Overcoming the Challenge; In Vivo Efficacy of Miltefosine for Chronic Cutaneous Leishmaniasis,Acta Parasitologica

当前位置： X-MOL 学术 › Acta Parasitol. › 论文详情

Our official English website, www.x-mol.net, welcomes your feedback! (Note: you will need to create a separate account there.)

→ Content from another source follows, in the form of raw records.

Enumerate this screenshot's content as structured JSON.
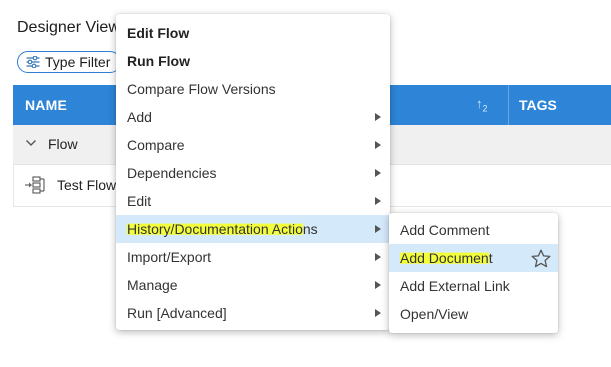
{
  "page": {
    "title": "Designer View",
    "filter_button_label": "Type Filter"
  },
  "grid": {
    "columns": [
      "NAME",
      "TAGS"
    ],
    "sort_indicator": "↑",
    "sort_index": "2",
    "group": {
      "label": "Flow"
    },
    "rows": [
      {
        "name": "Test Flow"
      }
    ]
  },
  "context_menu": {
    "items": [
      {
        "label": "Edit Flow",
        "bold": true,
        "has_submenu": false
      },
      {
        "label": "Run Flow",
        "bold": true,
        "has_submenu": false
      },
      {
        "label": "Compare Flow Versions",
        "bold": false,
        "has_submenu": false
      },
      {
        "label": "Add",
        "bold": false,
        "has_submenu": true
      },
      {
        "label": "Compare",
        "bold": false,
        "has_submenu": true
      },
      {
        "label": "Dependencies",
        "bold": false,
        "has_submenu": true
      },
      {
        "label": "Edit",
        "bold": false,
        "has_submenu": true
      },
      {
        "label": "History/Documentation Actions",
        "label_highlighted": "History/Documentation Actio",
        "label_rest": "ns",
        "bold": false,
        "has_submenu": true,
        "active": true
      },
      {
        "label": "Import/Export",
        "bold": false,
        "has_submenu": true
      },
      {
        "label": "Manage",
        "bold": false,
        "has_submenu": true
      },
      {
        "label": "Run [Advanced]",
        "bold": false,
        "has_submenu": true
      }
    ]
  },
  "submenu": {
    "items": [
      {
        "label": "Add Comment"
      },
      {
        "label": "Add Document",
        "label_highlighted": "Add Documen",
        "label_rest": "t",
        "active": true,
        "favorite_icon": "star-outline-icon"
      },
      {
        "label": "Add External Link"
      },
      {
        "label": "Open/View"
      }
    ]
  },
  "colors": {
    "header_bg": "#2e84d6",
    "active_item_bg": "#d4e9fa",
    "highlighter": "#f4ff3c",
    "filter_border": "#2b7ed1"
  }
}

Overcoming the Challenge; In Vivo Efficacy of Miltefosine for Chronic Cutaneous Leishmaniasis
Acta Parasitologica ( IF 1.2 ) Pub Date : 2020-09-29 , DOI: 10.1007/s11686-020-00285-0
Varol Tunalı _{1,

2} , Mehmet Harman ₃ , İbrahim Çavuş ₄ , Cumhur Gündüz ₅ , Ahmet Özbilgin ₄ , Nevin Turgay ₂

Affiliation

Background

Cutaneous Leishmaniasis (CL) is the most common form of leishmaniasis. CL can be divided into two major groups: acute CL (ACL) and chronic CL (CCL). The aim of this study is to compare the efficacy of miltefosin and pentavalent antimony compounds in vivo with the CCL patient samples.

Materials

Three study groups were formed, each consisting of five male Mus musculus (Balb/C) mice. In this model, promastigotes from the culture of a CCL patient were utilized. 100 μL L. tropica promastigote suspension with a density of 10⁸ promastigotes/ml were injected into the hint-right footpad of each experimental animal intradermally. Footpads of the mice were measured every two weeks until 24th week. From the 13th week, miltefosin 50 mg/kg/day was administered orally using gavage for 21 days, Meglumin antimoniate (MA) was administered by intramuscular (IM) injection daily for 21 days at 50 mg/kg/day and saline was administered IM for 21 days for the miltefosine, MA and control group, respectively.

Results

The footpad measurements of the miltefosine group were lower than the control group statistically. Between the MA group and the miltefosine group and MA group and the control group, there was no statistically significant difference. Giemsa stained slides revealed amastigotes in one, two and all of the slides for the miltefosine, MA and control group, respectively. Molecular tests were performed with the Rotor-Gene device and L. tropica consistent peaks were obtained in one of the miltefosine group, four in the MA group and all mice in the control group.

Conclusions

Demonstration of both clinical and laboratory improvement in four of the five experimental animals provides strong evidence that miltefosine is an effective drug in the treatment of CCL. In the literature, no clinical or laboratory studies using miltefosine have been performed with CCL patients only.

中文翻译：

克服挑战；米替福新对慢性皮肤利什曼病的体内疗效

背景

皮肤利什曼病 (CL) 是最常见的利什曼病形式。CL 可分为两大类：急性 CL (ACL) 和慢性 CL (CCL)。本研究的目的是比较米替福新和五价锑化合物与 CCL 患者样本的体内疗效。

材料

形成了三个研究组，每个组由五只雄性小家鼠 (Balb/C) 小鼠组成。在该模型中，使用了来自 CCL 患者培养物的前鞭毛体。将密度为10 ⁸前鞭毛体/ml的100μL热带原鞭毛体悬浮液皮内注射到每只实验动物的右脚垫中。每两周测量一次小鼠的足垫直到第 24 周。从第 13 周开始，使用管饲法口服米替福新 50 毫克/公斤/天，连续 21 天，通过肌内 (IM) 注射每天 50 毫克/公斤/天的方式每天肌内 (IM) 注射 Meglumin 锑酸盐 (MA)，持续 21 天，并肌肉注射生理盐水米替福新、MA 和对照组分别为 21 天。

结果

米替福新组的足垫测量值在统计学上低于对照组。MA组与米替福新组、MA组与对照组之间，差异无统计学意义。Giemsa 染色的载玻片分别在米替福新、MA 和对照组的一张、两张和所有载玻片中显示无鞭毛体。使用 Rotor-Gene 装置进行分子测试，在米替福新组中的一只、MA 组中的四只和对照组中的所有小鼠中都获得了L.tropica一致的峰。